Come on, indeed. After the song was performed in front of a 10,000-plus sea of people (“What a rush!”), Viner was instructed to sign a release. And, because he was technically — albeit briefly —a performer, he was paid one American dollar.

Viner keeps that precious greenback in his Sting scrapbook. It also contains the concert ticket, a photograph and a TV Guide clipping about the concert (later televised). And there are two fan letters from admiring American teens who, somehow, tracked him down.

The Sting memorabilia is contained in a cardboard box at Viner’s home with other important items, such as his late mother’s diary and a flag that once draped the coffin of his stepfather, a war veteran.

“Some people expect me to have a shrine to Sting at my place. And I don’t,” Viner said.

He has, however, turned an audio sample of his Sting encounter into his ringtone. Later, Viner messaged me to say, if you look at page 295 of Christopher Sandford’s Sting: Back on the Beat, there is a mention of the duet. One of his favourite Sting songs is Every Breath You Take, a love song with stalker-like overtones.

Sting has millions of fans worldwide. But the über-fans are a close-knit community. By coincidence, my brother-in-law, Jason, now a TV news producer, also performed with Sting on that 1996 tour, in Nagoya, Japan. Because Sting chose someone else to sing, Jason ended up playing bass on I'm So Happy I Can't Stop Crying.

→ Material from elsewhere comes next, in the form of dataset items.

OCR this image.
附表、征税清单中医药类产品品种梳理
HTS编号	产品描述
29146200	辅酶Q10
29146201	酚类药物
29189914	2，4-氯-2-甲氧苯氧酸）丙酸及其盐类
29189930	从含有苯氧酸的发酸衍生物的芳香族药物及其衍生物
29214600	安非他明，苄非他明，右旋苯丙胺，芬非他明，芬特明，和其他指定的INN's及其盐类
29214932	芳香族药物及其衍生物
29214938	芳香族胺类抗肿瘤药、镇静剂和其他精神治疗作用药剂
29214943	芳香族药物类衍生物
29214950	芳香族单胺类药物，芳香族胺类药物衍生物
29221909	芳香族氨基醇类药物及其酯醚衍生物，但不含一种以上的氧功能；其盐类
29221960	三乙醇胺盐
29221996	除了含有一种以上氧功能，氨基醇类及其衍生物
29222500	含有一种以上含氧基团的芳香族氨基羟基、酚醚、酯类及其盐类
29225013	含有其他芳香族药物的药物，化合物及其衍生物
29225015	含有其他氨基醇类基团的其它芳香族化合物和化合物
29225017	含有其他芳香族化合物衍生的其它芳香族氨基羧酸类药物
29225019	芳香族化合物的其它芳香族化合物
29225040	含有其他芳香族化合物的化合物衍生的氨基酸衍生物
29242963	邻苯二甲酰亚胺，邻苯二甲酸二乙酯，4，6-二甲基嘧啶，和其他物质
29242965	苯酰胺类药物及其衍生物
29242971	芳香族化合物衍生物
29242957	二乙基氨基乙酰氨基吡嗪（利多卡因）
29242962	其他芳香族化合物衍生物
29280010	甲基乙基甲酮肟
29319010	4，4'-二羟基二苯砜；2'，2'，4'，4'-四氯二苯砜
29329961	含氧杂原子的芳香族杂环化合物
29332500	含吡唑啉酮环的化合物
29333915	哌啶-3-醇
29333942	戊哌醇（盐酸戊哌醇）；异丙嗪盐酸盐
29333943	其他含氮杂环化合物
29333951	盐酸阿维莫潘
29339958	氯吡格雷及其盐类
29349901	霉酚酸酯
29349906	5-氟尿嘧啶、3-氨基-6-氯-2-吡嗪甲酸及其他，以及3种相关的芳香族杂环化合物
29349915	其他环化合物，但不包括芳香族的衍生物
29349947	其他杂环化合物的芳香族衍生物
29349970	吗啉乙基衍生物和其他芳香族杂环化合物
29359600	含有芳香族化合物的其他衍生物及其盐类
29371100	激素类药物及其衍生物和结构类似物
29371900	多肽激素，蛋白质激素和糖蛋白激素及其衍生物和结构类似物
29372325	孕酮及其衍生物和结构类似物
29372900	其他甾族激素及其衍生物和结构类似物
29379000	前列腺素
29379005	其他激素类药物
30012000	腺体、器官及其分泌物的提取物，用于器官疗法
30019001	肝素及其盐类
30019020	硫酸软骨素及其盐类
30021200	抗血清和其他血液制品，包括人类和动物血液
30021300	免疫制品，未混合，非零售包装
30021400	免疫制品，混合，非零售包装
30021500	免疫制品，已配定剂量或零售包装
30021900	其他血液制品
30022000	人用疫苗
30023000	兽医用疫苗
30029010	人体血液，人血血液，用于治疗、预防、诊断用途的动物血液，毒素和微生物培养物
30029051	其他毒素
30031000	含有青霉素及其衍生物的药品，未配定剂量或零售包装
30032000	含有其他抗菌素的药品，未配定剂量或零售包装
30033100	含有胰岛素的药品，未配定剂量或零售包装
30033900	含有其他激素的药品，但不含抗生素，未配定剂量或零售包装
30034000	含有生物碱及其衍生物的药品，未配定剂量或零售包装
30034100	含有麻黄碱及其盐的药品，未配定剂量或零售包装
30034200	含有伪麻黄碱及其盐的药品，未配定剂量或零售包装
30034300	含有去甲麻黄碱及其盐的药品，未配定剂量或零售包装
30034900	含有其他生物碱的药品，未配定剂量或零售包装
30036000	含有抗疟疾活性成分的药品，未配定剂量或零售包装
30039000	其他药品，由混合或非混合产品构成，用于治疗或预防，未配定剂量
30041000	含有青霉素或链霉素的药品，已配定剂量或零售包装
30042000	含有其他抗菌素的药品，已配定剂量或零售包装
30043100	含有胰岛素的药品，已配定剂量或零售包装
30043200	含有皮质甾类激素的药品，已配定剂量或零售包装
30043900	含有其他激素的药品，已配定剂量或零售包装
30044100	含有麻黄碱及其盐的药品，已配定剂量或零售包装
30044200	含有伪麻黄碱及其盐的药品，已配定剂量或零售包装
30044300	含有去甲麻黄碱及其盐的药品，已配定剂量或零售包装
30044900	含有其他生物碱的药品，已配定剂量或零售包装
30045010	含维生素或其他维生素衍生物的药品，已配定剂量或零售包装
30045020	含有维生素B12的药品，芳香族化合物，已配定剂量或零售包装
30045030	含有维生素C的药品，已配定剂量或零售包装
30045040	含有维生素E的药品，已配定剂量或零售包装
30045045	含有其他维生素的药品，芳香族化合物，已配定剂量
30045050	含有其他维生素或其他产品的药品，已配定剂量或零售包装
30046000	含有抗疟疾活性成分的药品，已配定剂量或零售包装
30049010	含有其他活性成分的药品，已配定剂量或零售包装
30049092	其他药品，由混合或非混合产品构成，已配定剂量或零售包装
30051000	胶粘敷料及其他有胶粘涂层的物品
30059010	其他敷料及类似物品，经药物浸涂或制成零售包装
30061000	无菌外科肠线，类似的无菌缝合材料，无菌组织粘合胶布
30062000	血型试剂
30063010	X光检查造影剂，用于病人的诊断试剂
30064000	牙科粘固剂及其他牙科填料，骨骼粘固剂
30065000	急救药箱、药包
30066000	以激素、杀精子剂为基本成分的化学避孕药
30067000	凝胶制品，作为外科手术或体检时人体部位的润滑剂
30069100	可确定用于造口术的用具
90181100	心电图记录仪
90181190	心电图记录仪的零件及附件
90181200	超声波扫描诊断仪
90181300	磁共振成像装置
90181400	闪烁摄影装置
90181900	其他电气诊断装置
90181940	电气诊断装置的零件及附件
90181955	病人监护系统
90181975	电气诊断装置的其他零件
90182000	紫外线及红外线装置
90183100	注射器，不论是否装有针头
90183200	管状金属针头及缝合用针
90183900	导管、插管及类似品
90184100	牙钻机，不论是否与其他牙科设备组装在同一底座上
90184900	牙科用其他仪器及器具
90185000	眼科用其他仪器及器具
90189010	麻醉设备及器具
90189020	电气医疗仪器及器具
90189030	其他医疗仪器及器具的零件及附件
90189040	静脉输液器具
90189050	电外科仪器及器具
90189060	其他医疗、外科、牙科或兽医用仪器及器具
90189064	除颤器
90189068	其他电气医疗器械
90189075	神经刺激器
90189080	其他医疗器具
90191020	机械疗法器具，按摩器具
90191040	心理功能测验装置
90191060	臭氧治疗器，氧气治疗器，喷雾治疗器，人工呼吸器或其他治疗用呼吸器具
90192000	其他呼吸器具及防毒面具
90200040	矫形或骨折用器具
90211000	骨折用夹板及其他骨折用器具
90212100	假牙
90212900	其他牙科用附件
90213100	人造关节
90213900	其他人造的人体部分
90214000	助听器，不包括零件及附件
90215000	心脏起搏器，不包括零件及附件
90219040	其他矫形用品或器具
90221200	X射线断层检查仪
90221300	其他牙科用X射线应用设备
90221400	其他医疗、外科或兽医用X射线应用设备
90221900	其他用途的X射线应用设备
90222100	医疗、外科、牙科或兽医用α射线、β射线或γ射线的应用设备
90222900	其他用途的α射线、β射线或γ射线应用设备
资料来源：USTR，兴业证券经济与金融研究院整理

Turns out Viner knows Jason. Or at least, he once talked to him on the phone. Somehow, my brother-in-law had procured audio of Viner’s Vancouver gig and offered it to him.

In May, the odds will not be Viner’s favour. He has tickets to the Victoria concert. But they’re not 13th row. They’re halfway down the arena, high up. Viner showed me his new pillowcase banner, which reads, “I’m So Happy I Could Sing Again.”

The thing is, will Sting even see it? Or care?

I asked Viner to rate his chances.

“I would argue, 25 to30 per cent,” he said.

“I would think, like one per cent,” I said.

“Really?” replied Viner, sounding deflated.

Then he pointed out, if you don’t try, you don’t have any chance at all. Which is so true.

So let’s get our hometown boy back on stage with Sting. Log onto Facebook. Click onto the Facebook page titled: Sting ask Ross to Sing (Again). Share it with your friends. Make it go viral.

Before he left, I asked Viner if he’d like the crowd at the Victoria concert to yell out “Ross Viner, Ross Viner!” in unison. You know — it might improve his sing-along-with-Sting chances.

“Oh yeah,” he said, smiling the smile of a believer. “That would be awesome.”